This collection contains 26 different leather texture sets. We carefully chose a wide range of types and styles of leather commonly used for furniture and interior decoration. Apart from a plethora of standard leathers, there are also various vintage and rustic leathers, leathers with special coatings and treatments, suede and split leathers, as well as a number of exotic leathers.
Area vs. Resolution
Most textures come in two different size/resolution variants. One with a larger surface area (up to 2.5m²) at a lower resolution, and one that provides a higher resolution for a smaller area (up to 500dpi).
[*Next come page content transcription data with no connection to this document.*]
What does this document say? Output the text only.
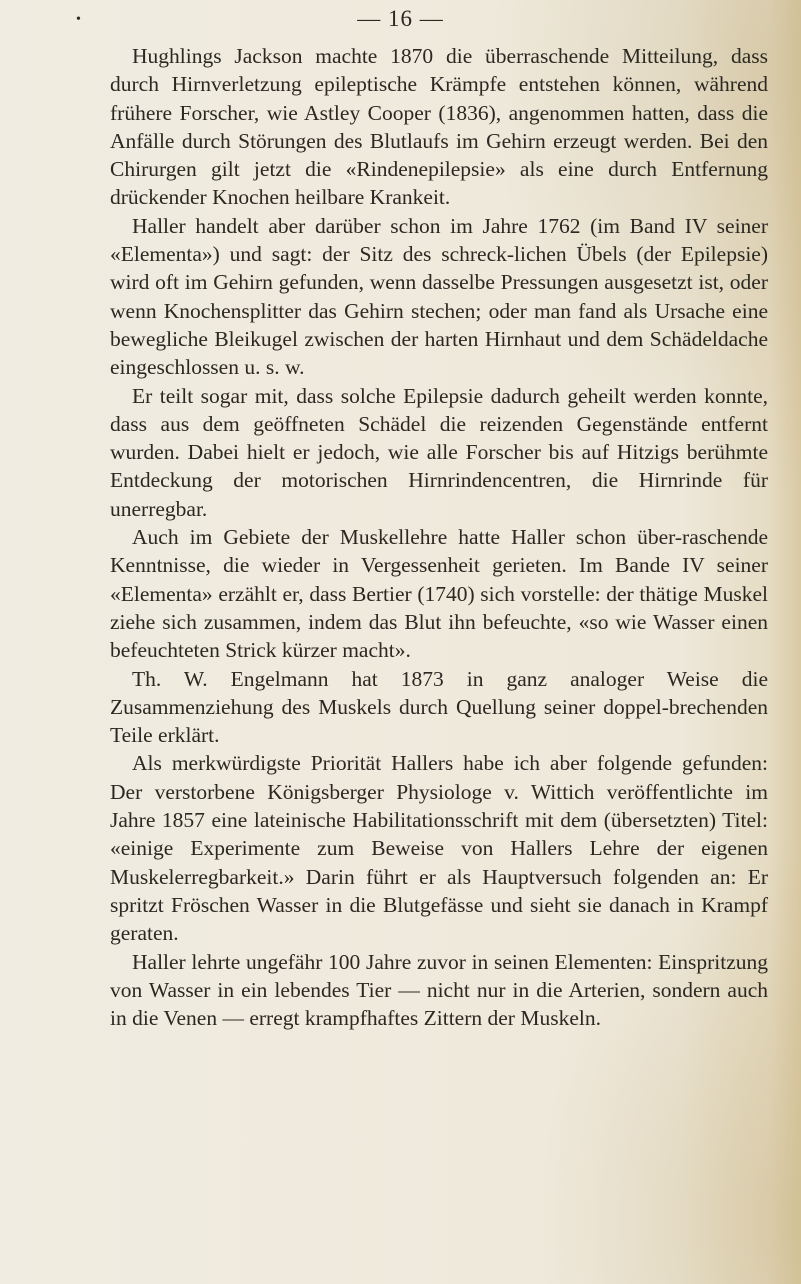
•	— 16 —

Hughlings Jackson machte 1870 die überraschende Mitteilung, dass durch Hirnverletzung epileptische Krämpfe entstehen können, während frühere Forscher, wie Astley Cooper (1836), angenommen hatten, dass die Anfälle durch Störungen des Blutlaufs im Gehirn erzeugt werden. Bei den Chirurgen gilt jetzt die «Rindenepilepsie» als eine durch Entfernung drückender Knochen heilbare Krankeit.

Haller handelt aber darüber schon im Jahre 1762 (im Band IV seiner «Elementa») und sagt: der Sitz des schreck-lichen Übels (der Epilepsie) wird oft im Gehirn gefunden, wenn dasselbe Pressungen ausgesetzt ist, oder wenn Knochensplitter das Gehirn stechen; oder man fand als Ursache eine bewegliche Bleikugel zwischen der harten Hirnhaut und dem Schädeldache eingeschlossen u. s. w.

Er teilt sogar mit, dass solche Epilepsie dadurch geheilt werden konnte, dass aus dem geöffneten Schädel die reizenden Gegenstände entfernt wurden. Dabei hielt er jedoch, wie alle Forscher bis auf Hitzigs berühmte Entdeckung der motorischen Hirnrindencentren, die Hirnrinde für unerregbar.

Auch im Gebiete der Muskellehre hatte Haller schon über-raschende Kenntnisse, die wieder in Vergessenheit gerieten. Im Bande IV seiner «Elementa» erzählt er, dass Bertier (1740) sich vorstelle: der thätige Muskel ziehe sich zusammen, indem das Blut ihn befeuchte, «so wie Wasser einen befeuchteten Strick kürzer macht».

Th. W. Engelmann hat 1873 in ganz analoger Weise die Zusammenziehung des Muskels durch Quellung seiner doppel-brechenden Teile erklärt.

Als merkwürdigste Priorität Hallers habe ich aber folgende gefunden: Der verstorbene Königsberger Physiologe v. Wittich veröffentlichte im Jahre 1857 eine lateinische Habilitationsschrift mit dem (übersetzten) Titel: «einige Experimente zum Beweise von Hallers Lehre der eigenen Muskelerregbarkeit.» Darin führt er als Hauptversuch folgenden an: Er spritzt Fröschen Wasser in die Blutgefässe und sieht sie danach in Krampf geraten.

Haller lehrte ungefähr 100 Jahre zuvor in seinen Elementen: Einspritzung von Wasser in ein lebendes Tier — nicht nur in die Arterien, sondern auch in die Venen — erregt krampfhaftes Zittern der Muskeln.
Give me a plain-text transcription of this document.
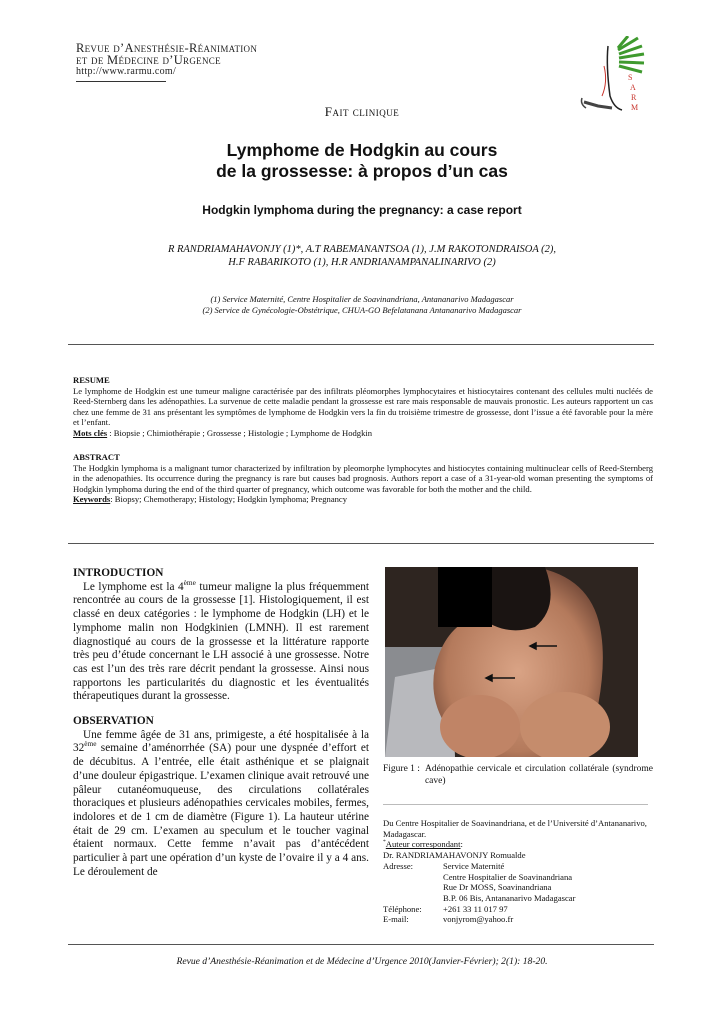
Revue d’Anesthésie-Réanimation
et de Médecine d’Urgence
http://www.rarmu.com/
S
A
R
M
Fait clinique
Lymphome de Hodgkin au cours
de la grossesse: à propos d’un cas
Hodgkin lymphoma during the pregnancy: a case report
R RANDRIAMAHAVONJY (1)*, A.T RABEMANANTSOA (1), J.M RAKOTONDRAISOA (2),
H.F RABARIKOTO (1), H.R ANDRIANAMPANALINARIVO (2)
(1) Service Maternité, Centre Hospitalier de Soavinandriana, Antananarivo Madagascar
(2) Service de Gynécologie-Obstétrique, CHUA-GO Befelatanana Antananarivo Madagascar
RESUME

Le lymphome de Hodgkin est une tumeur maligne caractérisée par des infiltrats pléomorphes lymphocytaires et histiocytaires contenant des cellules multi nucléés de Reed-Sternberg dans les adénopathies. La survenue de cette maladie pendant la grossesse est rare mais responsable de mauvais pronostic. Les auteurs rapportent un cas chez une femme de 31 ans présentant les symptômes de lymphome de Hodgkin vers la fin du troisième trimestre de grossesse, dont l’issue a été favorable pour la mère et l’enfant.

Mots clés : Biopsie ; Chimiothérapie ; Grossesse ; Histologie ; Lymphome de Hodgkin

ABSTRACT

The Hodgkin lymphoma is a malignant tumor characterized by infiltration by pleomorphe lymphocytes and histiocytes containing multinuclear cells of Reed-Sternberg in the adenopathies. Its occurrence during the pregnancy is rare but causes bad prognosis. Authors report a case of a 31-year-old woman presenting the symptoms of Hodgkin lymphoma during the end of the third quarter of pregnancy, which outcome was favorable for both the mother and the child.

Keywords: Biopsy; Chemotherapy; Histology; Hodgkin lymphoma; Pregnancy

INTRODUCTION

Le lymphome est la 4ème tumeur maligne la plus fréquemment rencontrée au cours de la grossesse [1]. Histologiquement, il est classé en deux catégories : le lymphome de Hodgkin (LH) et le lymphome malin non Hodgkinien (LMNH). Il est rarement diagnostiqué au cours de la grossesse et la littérature rapporte très peu d’étude concernant le LH associé à une grossesse. Notre cas est l’un des très rare décrit pendant la grossesse. Ainsi nous rapportons les particularités du diagnostic et les éventualités thérapeutiques durant la grossesse.

OBSERVATION

Une femme âgée de 31 ans, primigeste, a été hospitalisée à la 32ème semaine d’aménorrhée (SA) pour une dyspnée d’effort et de décubitus. A l’entrée, elle était asthénique et se plaignait d’une douleur épigastrique. L’examen clinique avait retrouvé une pâleur cutanéomuqueuse, des circulations collatérales thoraciques et plusieurs adénopathies cervicales mobiles, fermes, indolores et de 1 cm de diamètre (Figure 1). La hauteur utérine était de 29 cm. L’examen au speculum et le toucher vaginal étaient normaux. Cette femme n’avait pas d’antécédent particulier à part une opération d’un kyste de l’ovaire il y a 4 ans. Le déroulement de

Figure 1 : Adénopathie cervicale et circulation collatérale (syndrome cave)
Du Centre Hospitalier de Soavinandriana, et de l’Université d’Antananarivo, Madagascar.
*Auteur correspondant:
Dr. RANDRIAMAHAVONJY Romualde
Adresse:	Service Maternité
Centre Hospitalier de Soavinandriana
Rue Dr MOSS, Soavinandriana
B.P. 06 Bis, Antananarivo Madagascar
Téléphone:	+261 33 11 017 97
E-mail:	vonjyrom@yahoo.fr
Revue d’Anesthésie-Réanimation et de Médecine d’Urgence 2010(Janvier-Février); 2(1): 18-20.
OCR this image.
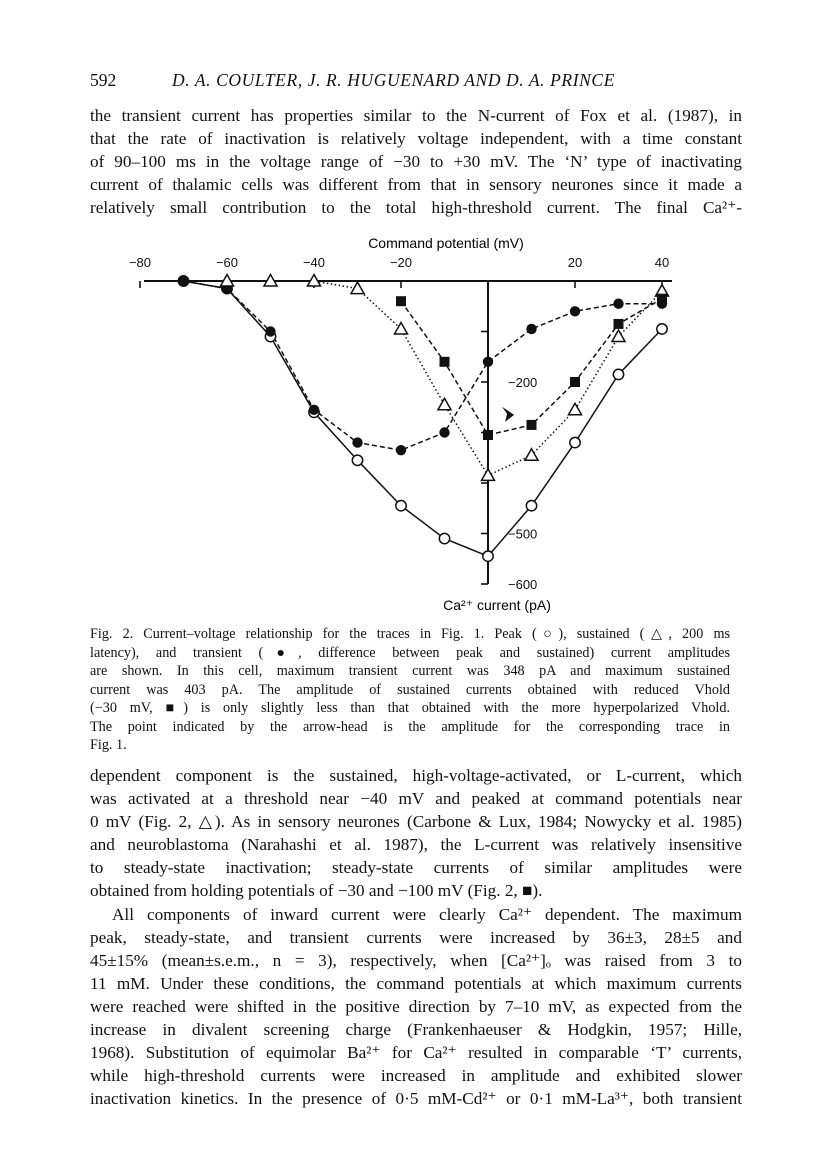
592	D. A. COULTER, J. R. HUGUENARD AND D. A. PRINCE
the transient current has properties similar to the N-current of Fox et al. (1987), in
that the rate of inactivation is relatively voltage independent, with a time constant
of 90–100 ms in the voltage range of −30 to +30 mV. The ‘N’ type of inactivating
current of thalamic cells was different from that in sensory neurones since it made a
relatively small contribution to the total high-threshold current. The final Ca²⁺-
Command potential (mV)
Ca²⁺ current (pA)
−80	−60	−40	−20	20	40
−200
−500
−600
Fig. 2. Current–voltage relationship for the traces in Fig. 1. Peak (○), sustained (△, 200 ms
latency), and transient (●, difference between peak and sustained) current amplitudes
are shown. In this cell, maximum transient current was 348 pA and maximum sustained
current was 403 pA. The amplitude of sustained currents obtained with reduced Vhold
(−30 mV, ■) is only slightly less than that obtained with the more hyperpolarized Vhold.
The point indicated by the arrow-head is the amplitude for the corresponding trace in
Fig. 1.
dependent component is the sustained, high-voltage-activated, or L-current, which
was activated at a threshold near −40 mV and peaked at command potentials near
0 mV (Fig. 2, △). As in sensory neurones (Carbone & Lux, 1984; Nowycky et al. 1985)
and neuroblastoma (Narahashi et al. 1987), the L-current was relatively insensitive
to steady-state inactivation; steady-state currents of similar amplitudes were
obtained from holding potentials of −30 and −100 mV (Fig. 2, ■).
All components of inward current were clearly Ca²⁺ dependent. The maximum
peak, steady-state, and transient currents were increased by 36±3, 28±5 and
45±15% (mean±s.e.m., n = 3), respectively, when [Ca²⁺]ₒ was raised from 3 to
11 mM. Under these conditions, the command potentials at which maximum currents
were reached were shifted in the positive direction by 7–10 mV, as expected from the
increase in divalent screening charge (Frankenhaeuser & Hodgkin, 1957; Hille,
1968). Substitution of equimolar Ba²⁺ for Ca²⁺ resulted in comparable ‘T’ currents,
while high-threshold currents were increased in amplitude and exhibited slower
inactivation kinetics. In the presence of 0·5 mM-Cd²⁺ or 0·1 mM-La³⁺, both transient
This allows for both, large-scale applications on furniture, as well as small-scale applications in close-up.
Along with a range of color variations, each texture primarily consists of a normal map and a reflectivity map, which play an essential role in producing authentic rendering results.
Additionally, a bump map is provided for cases where a normal map cannot be used. This map could also serve as a displacement map where appropriate, e.g. the exotic leathers.
Every texture comes with 10 to 18 pre-made color variations.
Custom color templates
Although we tried to create a balanced color palette for every leather, you might need/want a particular leather in a particular color. For this purpose we have included easy to use template files for Adobe Photoshop™ that allow you to quickly create custom diffuse maps for any leather and in any color.
Our New Scanning Process
Leather is one of these materials the appearance of which is defined in large part by their surface structure, not just surface color. So we knew from the outset that our conventional approach wouldn’t do.
Instead we developed an entirely new photo-optical scanning process, consisting of custom hardware and software that allows us to capture a multiplicity of surface characteristics of nearly any kind of physical material. Most importantly, it can capture 3D surface and roughness information at pixel resolution. Other properties such as opacity, translucency and anisotropy can also be captured, which we will use for later products.
With this new scanning process we are able to digitize materials with an arbitrary surface area at (almost) arbitrary resolutions.
How It Works
We start with a series of photographs of the surface under different and very carefully controlled lighting conditions. All these images are then fed into a custom piece of software that basically tries to answer the following question: If the surface looks like this in this image and like that in that image, what would the surface’s 3D structure necessarily need to look like?
Doing this for each pixel in a large number of individual image pairs makes it possible to create a precise reconstruction of the original surface. Other surface properties are extracted in similar ways, e.g. using polarized light or high-dynamic range image data.
There is of course a lot more to it and a number of unforeseen difficulties – most of which on the hardware side – had to be overcome to make it all work. The final process ended up being rather involved and taking lots of time and processing power. But we think the results are worth the effort and speak for themselves.